Episerver, a legacy enterprise CMS/Commerce solution that needs to improve their technology and recommend more reliable and professional vendors
December 18, 2018

Episerver, a legacy enterprise CMS/Commerce solution that needs to improve their technology and recommend more reliable and professional vendors

Tim Hardy | TrustRadius Reviewer
Score 2 out of 10
Vetted Review
Verified User

Overall Satisfaction with Episerver Digital Commerce

We are a Direct Sales company that employs Sellers to sell our products to others. We use Episerver Digital Commerce to provide an e-commerce portal to each of our Sellers. Each Seller gets a website that they can give to their customers to allow them to buy products online. We also give them an admin portal to manage their business. Within our company, we use Episerver to manage content, products, pricing, etc. It is used by many different departments within our company. We use the content management features of Episerver, epiCMS, as well as the e-commerce features, epiCommerce.
  • Episerver has a robust discount engine. This engine, combined with "visitor groups" allow our marketing department to categorize customers and offer a variety of discounts to targeted customers at specific times.
  • Episerver has a full-featured, storefront experience that can handle everything you might want for an e-commerce website.
  • Episerver offers A/B testing that can be helpful for trying out new content ideas and tracking the results.
  • Custom development with Episerver is painful. At some point, you will need to customize something Epi does or integrate with it in some way. This will be a painful experience. The codebase is poor. The entire EpiCommerce solution is untestable. It's not just difficult to create unit tests for, it's near impossible to create tests for any of your code that involves any of their code.
  • The database schema is obtuse. Dealing with epiCommerce database schema is very difficult and will be very costly the moment you need to integrate with it in some way. In addition, the epiCommerce database has very little referential integrity.
  • It takes a lot of work in order to get basic cms features working. Adding a page type, defining new content, adding a custom field - all of these things require code changes and server deployments. E.g. you have to create a new asp.net controller to handle a new content type. The admin interface will not present it otherwise.
  • The entire Epi system is designed for vendor lock-in. The old, obtuse codebase pretty much requires you to use a vendor to help with implementation. There is no concept of intuitive custom development and integration.
Episerver did not have a headless CMS offering when we implemented. They may offer one now, but they are very late to the game in offering an API-based CMS experience. If you use an Angular or React front end, and you want to communicate with this incredibly expensive product you've purchased and are paying a hefty yearly fee for, you are going to have a difficult time.

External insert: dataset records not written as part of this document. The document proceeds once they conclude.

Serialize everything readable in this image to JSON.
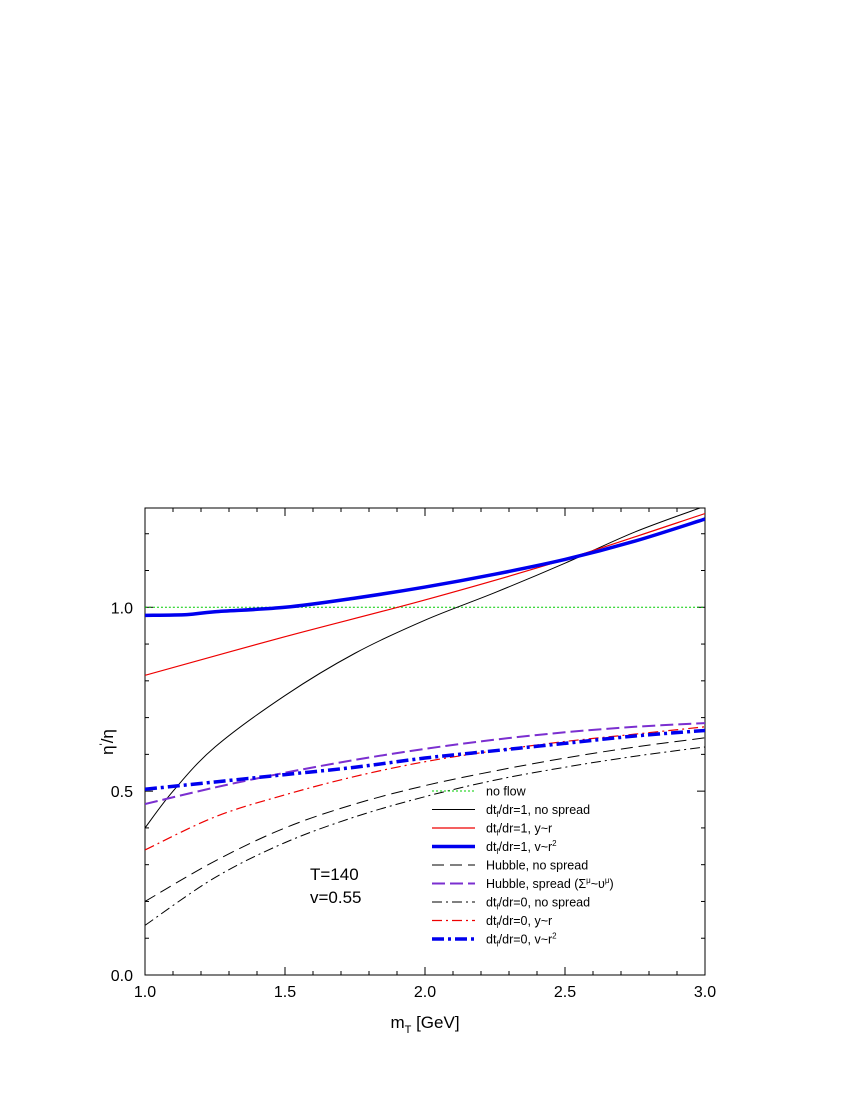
{
  "chart_data": {
    "type": "line",
    "xlabel": {
      "main": "m",
      "sub": "T",
      "rest": " [GeV]"
    },
    "ylabel": {
      "main": "η",
      "sup": "'",
      "rest": "/η"
    },
    "xlim": [
      1.0,
      3.0
    ],
    "ylim": [
      0.0,
      1.27
    ],
    "x_ticks": [
      "1.0",
      "1.5",
      "2.0",
      "2.5",
      "3.0"
    ],
    "y_ticks": [
      "0.0",
      "0.5",
      "1.0"
    ],
    "grid": false,
    "legend_position": "bottom-right",
    "annotations": [
      "T=140",
      "v=0.55"
    ],
    "series": [
      {
        "name": "no flow",
        "legend": {
          "pre": "no flow"
        },
        "color": "#00cc00",
        "width": 1,
        "dash": "2,2",
        "x": [
          1.0,
          3.0
        ],
        "y": [
          1.0,
          1.0
        ]
      },
      {
        "name": "dt_f/dr=1, no spread",
        "legend": {
          "pre": "dt",
          "sub": "f",
          "post": "/dr=1, no spread"
        },
        "color": "#000000",
        "width": 1,
        "dash": "",
        "x": [
          1.0,
          1.1,
          1.25,
          1.5,
          1.75,
          2.0,
          2.25,
          2.5,
          2.75,
          3.0
        ],
        "y": [
          0.4,
          0.5,
          0.62,
          0.76,
          0.875,
          0.965,
          1.04,
          1.12,
          1.205,
          1.275
        ]
      },
      {
        "name": "dt_f/dr=1, y~r",
        "legend": {
          "pre": "dt",
          "sub": "f",
          "post": "/dr=1, y~r"
        },
        "color": "#ee0000",
        "width": 1.2,
        "dash": "",
        "x": [
          1.0,
          1.5,
          2.0,
          2.5,
          3.0
        ],
        "y": [
          0.815,
          0.92,
          1.02,
          1.13,
          1.255
        ]
      },
      {
        "name": "dt_f/dr=1, v~r²",
        "legend": {
          "pre": "dt",
          "sub": "f",
          "post": "/dr=1, v~r",
          "sup": "2"
        },
        "color": "#0000ee",
        "width": 3.5,
        "dash": "",
        "x": [
          1.0,
          1.15,
          1.25,
          1.5,
          1.75,
          2.0,
          2.25,
          2.5,
          2.75,
          3.0
        ],
        "y": [
          0.978,
          0.98,
          0.988,
          1.0,
          1.025,
          1.055,
          1.09,
          1.13,
          1.18,
          1.24
        ]
      },
      {
        "name": "Hubble, no spread",
        "legend": {
          "pre": "Hubble, no spread"
        },
        "color": "#000000",
        "width": 1,
        "dash": "12,6",
        "x": [
          1.0,
          1.25,
          1.5,
          1.75,
          2.0,
          2.25,
          2.5,
          2.75,
          3.0
        ],
        "y": [
          0.2,
          0.31,
          0.4,
          0.465,
          0.515,
          0.555,
          0.59,
          0.62,
          0.645
        ]
      },
      {
        "name": "Hubble, spread (Σ^μ~υ^μ)",
        "legend": {
          "pre": "Hubble, spread (Σ",
          "sup": "μ",
          "post": "~υ",
          "sup2": "μ",
          "post2": ")"
        },
        "color": "#7b2fd0",
        "width": 2,
        "dash": "13,5",
        "x": [
          1.0,
          1.25,
          1.5,
          1.75,
          2.0,
          2.25,
          2.5,
          2.75,
          3.0
        ],
        "y": [
          0.465,
          0.51,
          0.55,
          0.585,
          0.615,
          0.64,
          0.66,
          0.675,
          0.685
        ]
      },
      {
        "name": "dt_f/dr=0, no spread",
        "legend": {
          "pre": "dt",
          "sub": "f",
          "post": "/dr=0, no spread"
        },
        "color": "#000000",
        "width": 1,
        "dash": "10,4,2,4",
        "x": [
          1.0,
          1.25,
          1.5,
          1.75,
          2.0,
          2.25,
          2.5,
          2.75,
          3.0
        ],
        "y": [
          0.135,
          0.265,
          0.36,
          0.43,
          0.485,
          0.53,
          0.565,
          0.595,
          0.62
        ]
      },
      {
        "name": "dt_f/dr=0, y~r",
        "legend": {
          "pre": "dt",
          "sub": "f",
          "post": "/dr=0, y~r"
        },
        "color": "#ee0000",
        "width": 1.2,
        "dash": "10,4,2,4",
        "x": [
          1.0,
          1.25,
          1.5,
          1.75,
          2.0,
          2.25,
          2.5,
          2.75,
          3.0
        ],
        "y": [
          0.34,
          0.43,
          0.49,
          0.54,
          0.58,
          0.61,
          0.635,
          0.655,
          0.675
        ]
      },
      {
        "name": "dt_f/dr=0, v~r²",
        "legend": {
          "pre": "dt",
          "sub": "f",
          "post": "/dr=0, v~r",
          "sup": "2"
        },
        "color": "#0000ee",
        "width": 3.5,
        "dash": "12,4,3,4",
        "x": [
          1.0,
          1.25,
          1.5,
          1.75,
          2.0,
          2.25,
          2.5,
          2.75,
          3.0
        ],
        "y": [
          0.505,
          0.525,
          0.545,
          0.565,
          0.59,
          0.61,
          0.63,
          0.65,
          0.665
        ]
      }
    ]
  }
}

All of the CMS/commerce solutions I have used were easier to integrate and customize than Episerver has been. Prismic and Contentful are light-years ahead with their apis.
Episerver Digital Commerce may be a good fit for you if you do not have your own development team, do not need any custom development, and the out-of-the-box experience takes care of all your business needs.

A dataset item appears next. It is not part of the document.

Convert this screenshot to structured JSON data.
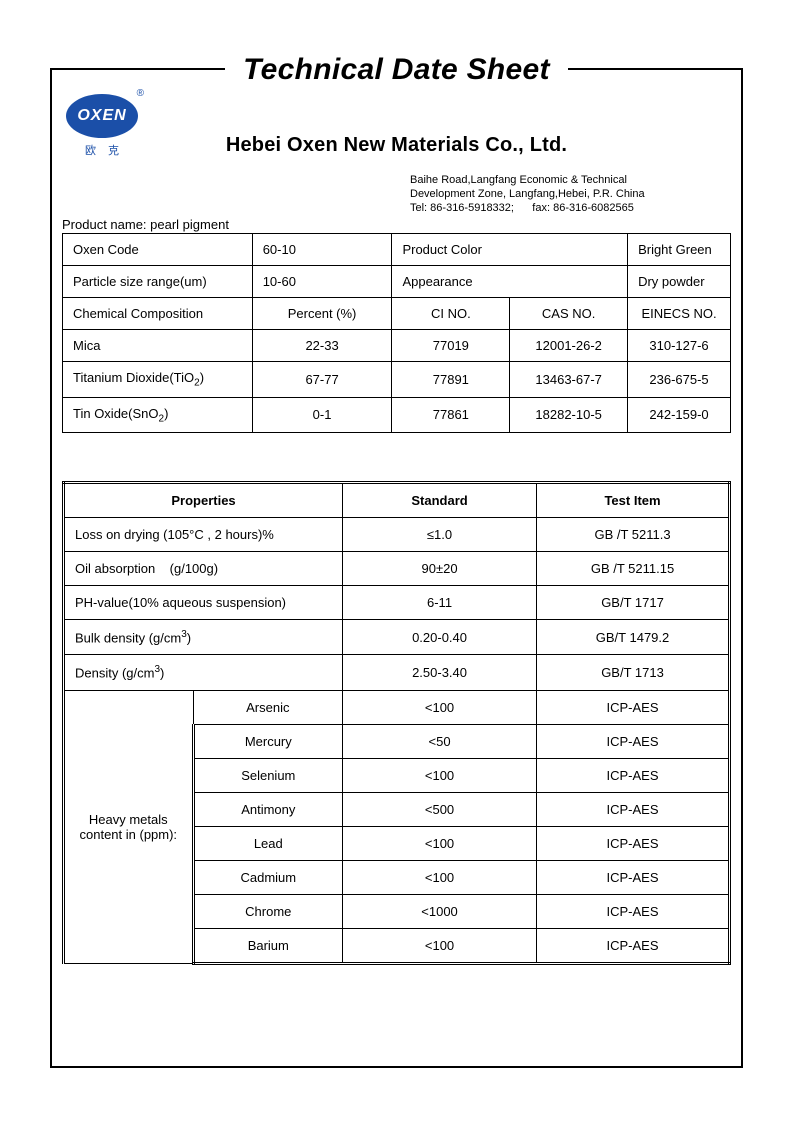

If you need significant custom development and value testable, discoverable software, then Episerver Digital Commerce will not be a good fit for your organization.

Optimizely Customized Commerce Feature Ratings

Product catalog & listings
7
Product management
6
Bulk product upload
6
Branding
6
Mobile storefront
5
Product variations
8
Website integration
4
Visual customization
2
CMS
1
Abandoned cart recovery
6
Checkout user experience
6
eCommerce security
7
Promotions & discounts
9
Personalized recommendations
6
Multi-site management
6
Order processing
6
Inventory management
6
Shipping
2
Custom functionality
1

Using Episerver Digital Commerce

12 - Development, Marketing, Support, QA
12 - Developers, Testers, Content Managers, Marketing
  • Public-facing E-Commerce website
  • Content Management
  • Order Management
  • We use Episerver for Direct Sales - our Sellers sell to their customers
  • We would like to reduce our usage, not expand it.
We are locked in for a significant period of time.
  • Our rocky implementation was very costly to our organization
  • The untestable nature of epiCommerce has cost us a lot in development time and fragile integrations
  • The difficult database schema has cost us a great deal of development time for maintenance and new feature development

Evaluating Episerver Digital Commerce and Competitors

Yes - Episerver replaced a very old custom legacy system.
  • Vendor Reputation
The decision to use Episerver was made against the wishes of the developers on the project. We recommended an open-source solution or a headless CMS solution due to the extensive custom development needed for our use-case.

The most important factor in the decision was our timeline. We had to bring a fully-functional system online in less than a year. Executives felt going with an established "Enterprise" product, using a recommended vendor, was our best chance of success. This plan was a sound decision from an executive standpoint, but the combination of the technology behind the product (the lack of good integration points and an aging, untestable codebase) and the lack of professionalism of the chosen vendor resulted in it being a bad decision for us.
I would go with either an open-source solution or a headless cms. Our need for extensive custom development made using a highly proprietary, legacy, "enterprise" system a very bad idea. Episerver does not bend well or integrate with any modern front-end technologies, like Angular or React.